Second, a binomial logistic regression model including clinic attendance, interventions and demographic data was used to analyse this complex intervention. Clinic appointments were grouped into >10, 6–10 and compared with <6 over 24 months.

Results 197 new patients aged 12.0–18.0 years (51.8% female) were seen between January 2008 and March 2014, of which 85 (43.1%) had HbA1c 9.5%. No difference was seen in demographics between the groups.

Of those with poor control, an overall mean (SD) improvement in HbA1c of 0.82% (2.1) was observed over 24 months. 78 (92%) remained for the full 24 months. Uptake of interventions was 29 (34%) for an insulin pump, 8 (9%) for inpatient rehabilitation and 42 (49%) for psychological support.

Mean (SD) change over 24 months were 0.6% (1.6) for pump therapy, 0.5% (1.6) for inpatient rehabilitation, and 0.8% (2.0) for psychological support. Each additional clinic attendance was associated with an 0.1% improvement in HbA1c, (F(1,83) = 3.026, p=0.09).

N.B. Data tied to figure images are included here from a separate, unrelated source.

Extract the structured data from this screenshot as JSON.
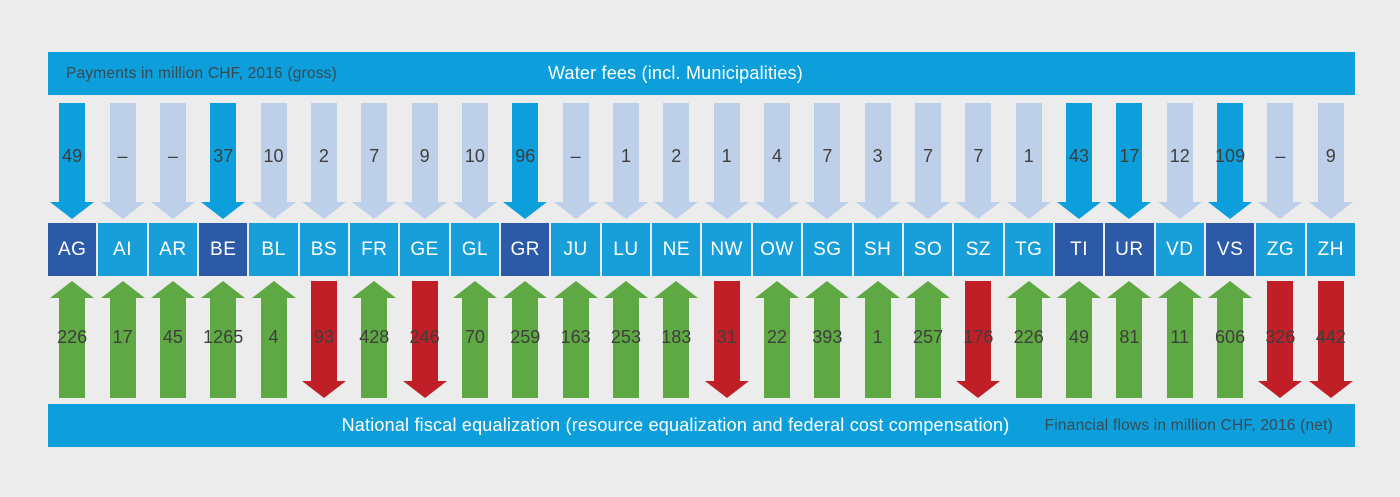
{
  "top_bar": {
    "left_label": "Payments in million CHF, 2016 (gross)",
    "title": "Water fees (incl. Municipalities)"
  },
  "bottom_bar": {
    "title": "National fiscal equalization (resource equalization and federal cost compensation)",
    "right_label": "Financial flows in million CHF, 2016 (net)"
  },
  "colors": {
    "background": "#ececec",
    "bar_blue": "#0d9fdc",
    "canton_light_blue": "#189fd9",
    "canton_dark_blue": "#2c5aa7",
    "fee_arrow_pale": "#becfea",
    "fee_arrow_bright": "#0d9fdc",
    "equalization_receive_green": "#5fa944",
    "equalization_pay_red": "#c11f28",
    "value_text": "#3e3e3d"
  },
  "legend_semantics": {
    "down_arrow": "water fee payment to canton (gross)",
    "bright_blue_arrow_and_dark_box": "major water-fee receiving canton",
    "green_up_arrow": "canton receives from national fiscal equalization",
    "red_down_arrow": "canton pays into national fiscal equalization"
  },
  "cantons": [
    {
      "code": "AG",
      "fee": "49",
      "fee_bright": true,
      "box_dark": true,
      "eq": "226",
      "eq_dir": "in"
    },
    {
      "code": "AI",
      "fee": "–",
      "fee_bright": false,
      "box_dark": false,
      "eq": "17",
      "eq_dir": "in"
    },
    {
      "code": "AR",
      "fee": "–",
      "fee_bright": false,
      "box_dark": false,
      "eq": "45",
      "eq_dir": "in"
    },
    {
      "code": "BE",
      "fee": "37",
      "fee_bright": true,
      "box_dark": true,
      "eq": "1265",
      "eq_dir": "in"
    },
    {
      "code": "BL",
      "fee": "10",
      "fee_bright": false,
      "box_dark": false,
      "eq": "4",
      "eq_dir": "in"
    },
    {
      "code": "BS",
      "fee": "2",
      "fee_bright": false,
      "box_dark": false,
      "eq": "93",
      "eq_dir": "out"
    },
    {
      "code": "FR",
      "fee": "7",
      "fee_bright": false,
      "box_dark": false,
      "eq": "428",
      "eq_dir": "in"
    },
    {
      "code": "GE",
      "fee": "9",
      "fee_bright": false,
      "box_dark": false,
      "eq": "246",
      "eq_dir": "out"
    },
    {
      "code": "GL",
      "fee": "10",
      "fee_bright": false,
      "box_dark": false,
      "eq": "70",
      "eq_dir": "in"
    },
    {
      "code": "GR",
      "fee": "96",
      "fee_bright": true,
      "box_dark": true,
      "eq": "259",
      "eq_dir": "in"
    },
    {
      "code": "JU",
      "fee": "–",
      "fee_bright": false,
      "box_dark": false,
      "eq": "163",
      "eq_dir": "in"
    },
    {
      "code": "LU",
      "fee": "1",
      "fee_bright": false,
      "box_dark": false,
      "eq": "253",
      "eq_dir": "in"
    },
    {
      "code": "NE",
      "fee": "2",
      "fee_bright": false,
      "box_dark": false,
      "eq": "183",
      "eq_dir": "in"
    },
    {
      "code": "NW",
      "fee": "1",
      "fee_bright": false,
      "box_dark": false,
      "eq": "31",
      "eq_dir": "out"
    },
    {
      "code": "OW",
      "fee": "4",
      "fee_bright": false,
      "box_dark": false,
      "eq": "22",
      "eq_dir": "in"
    },
    {
      "code": "SG",
      "fee": "7",
      "fee_bright": false,
      "box_dark": false,
      "eq": "393",
      "eq_dir": "in"
    },
    {
      "code": "SH",
      "fee": "3",
      "fee_bright": false,
      "box_dark": false,
      "eq": "1",
      "eq_dir": "in"
    },
    {
      "code": "SO",
      "fee": "7",
      "fee_bright": false,
      "box_dark": false,
      "eq": "257",
      "eq_dir": "in"
    },
    {
      "code": "SZ",
      "fee": "7",
      "fee_bright": false,
      "box_dark": false,
      "eq": "176",
      "eq_dir": "out"
    },
    {
      "code": "TG",
      "fee": "1",
      "fee_bright": false,
      "box_dark": false,
      "eq": "226",
      "eq_dir": "in"
    },
    {
      "code": "TI",
      "fee": "43",
      "fee_bright": true,
      "box_dark": true,
      "eq": "49",
      "eq_dir": "in"
    },
    {
      "code": "UR",
      "fee": "17",
      "fee_bright": true,
      "box_dark": true,
      "eq": "81",
      "eq_dir": "in"
    },
    {
      "code": "VD",
      "fee": "12",
      "fee_bright": false,
      "box_dark": false,
      "eq": "11",
      "eq_dir": "in"
    },
    {
      "code": "VS",
      "fee": "109",
      "fee_bright": true,
      "box_dark": true,
      "eq": "606",
      "eq_dir": "in"
    },
    {
      "code": "ZG",
      "fee": "–",
      "fee_bright": false,
      "box_dark": false,
      "eq": "326",
      "eq_dir": "out"
    },
    {
      "code": "ZH",
      "fee": "9",
      "fee_bright": false,
      "box_dark": false,
      "eq": "442",
      "eq_dir": "out"
    }
  ],
  "chart_data": {
    "type": "table",
    "title": "Water fees (incl. Municipalities)",
    "subtitle": "National fiscal equalization (resource equalization and federal cost compensation)",
    "units_top": "Payments in million CHF, 2016 (gross)",
    "units_bottom": "Financial flows in million CHF, 2016 (net)",
    "categories": [
      "AG",
      "AI",
      "AR",
      "BE",
      "BL",
      "BS",
      "FR",
      "GE",
      "GL",
      "GR",
      "JU",
      "LU",
      "NE",
      "NW",
      "OW",
      "SG",
      "SH",
      "SO",
      "SZ",
      "TG",
      "TI",
      "UR",
      "VD",
      "VS",
      "ZG",
      "ZH"
    ],
    "series": [
      {
        "name": "Water fees (incl. Municipalities), gross, million CHF 2016",
        "values": [
          49,
          null,
          null,
          37,
          10,
          2,
          7,
          9,
          10,
          96,
          null,
          1,
          2,
          1,
          4,
          7,
          3,
          7,
          7,
          1,
          43,
          17,
          12,
          109,
          null,
          9
        ]
      },
      {
        "name": "National fiscal equalization, net, million CHF 2016 (positive = canton receives, negative = canton pays)",
        "values": [
          226,
          17,
          45,
          1265,
          4,
          -93,
          428,
          -246,
          70,
          259,
          163,
          253,
          183,
          -31,
          22,
          393,
          1,
          257,
          -176,
          226,
          49,
          81,
          11,
          606,
          -326,
          -442
        ]
      }
    ],
    "legend_position": "none",
    "grid": false
  }
}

Regression analysis showed improved control with an insulin pump (Odds Ratio=5.6; 95% CI, 1.2–27.3), and clinic attendance >10 appointments (OR=10.0; 1.1–90.8) but not inpatient rehabilitation (OR=0.4; 0.0–2.6), psychological support (OR=0.4; 0.1–1.6) or demographic variables including ethnicity, gender, deprivation and age over 24 months.

Conclusion Insulin pumps were the treatment modality most likely to improve diabetes control yet only a minority fulfilled eligibility criteria. Further work is needed to understand low uptake of interventions, and if improved access to them would benefit overall glycaemic control.